Trump’s statement in support of nuclear reductions are notable for other reasons. As former U.S. assistant secretary of state and ACA’s Board Chair Tom Countryman wrote in December: “Within the United States, the political impulse of many Republican national security leaders remains to expand rather than constrain the U.S. nuclear arsenal.
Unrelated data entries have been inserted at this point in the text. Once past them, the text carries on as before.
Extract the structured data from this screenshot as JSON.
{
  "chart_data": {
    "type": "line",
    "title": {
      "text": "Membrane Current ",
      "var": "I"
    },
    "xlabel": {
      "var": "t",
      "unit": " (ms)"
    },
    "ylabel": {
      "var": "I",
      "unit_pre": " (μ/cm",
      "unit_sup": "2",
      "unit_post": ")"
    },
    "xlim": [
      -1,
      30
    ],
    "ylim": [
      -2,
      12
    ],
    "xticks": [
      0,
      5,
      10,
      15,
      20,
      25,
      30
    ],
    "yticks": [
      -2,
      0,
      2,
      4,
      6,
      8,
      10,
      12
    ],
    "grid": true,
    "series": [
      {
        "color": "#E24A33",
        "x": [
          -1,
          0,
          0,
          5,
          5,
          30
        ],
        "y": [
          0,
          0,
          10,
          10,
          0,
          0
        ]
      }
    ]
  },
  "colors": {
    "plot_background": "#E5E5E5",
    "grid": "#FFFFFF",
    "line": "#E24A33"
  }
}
Actors who are likely to have influence in the new administration already are pushing for new weapon types, a much larger nuclear weapons budget, and perhaps even the resumption of nuclear explosive testing.”
“Yet, there is no serious analysis suggesting that either side would thus enhance deterrence of the other or improve its own national security,” Countryman wrote.
“A deal that would keep Russian and U.S. strategic nuclear arsenals at or below current levels would also give Trump new diplomatic leverage to curb the buildup of China’s arsenal, which is now estimated to total 600 nuclear warheads, and includes those assigned to around 400 long-range missiles,” Kimball suggested.
“While Russia and the United States agree to cap their strategic deployed nuclear arsenals and work to negotiate a new nuclear arms reduction framework, Trump, along with other global leaders, could press his counterparts in China, France, and the United Kingdom to freeze the overall size of their nuclear arsenals and negotiate a ban on fissile material production for weapons,” Kimball proposed.
“Halting the cycle of spiraling nuclear tensions is in every nation’s interest and is every nation’s obligation,” Kimball said. Under Article VI of the nuclear Nonproliferation Treaty (NPT), Russia and the United States, along with China, France, and the United Kingdom, are legally obligated to “pursue negotiations in good faith on effective measures relating to cessation of the nuclear arms race at an early date and to nuclear disarmament.”
“We urge President Trump to rise to the occasion and follow through with meaningful nuclear arms control and disarmament diplomacy with Russia, and separately with China,” Kimball said.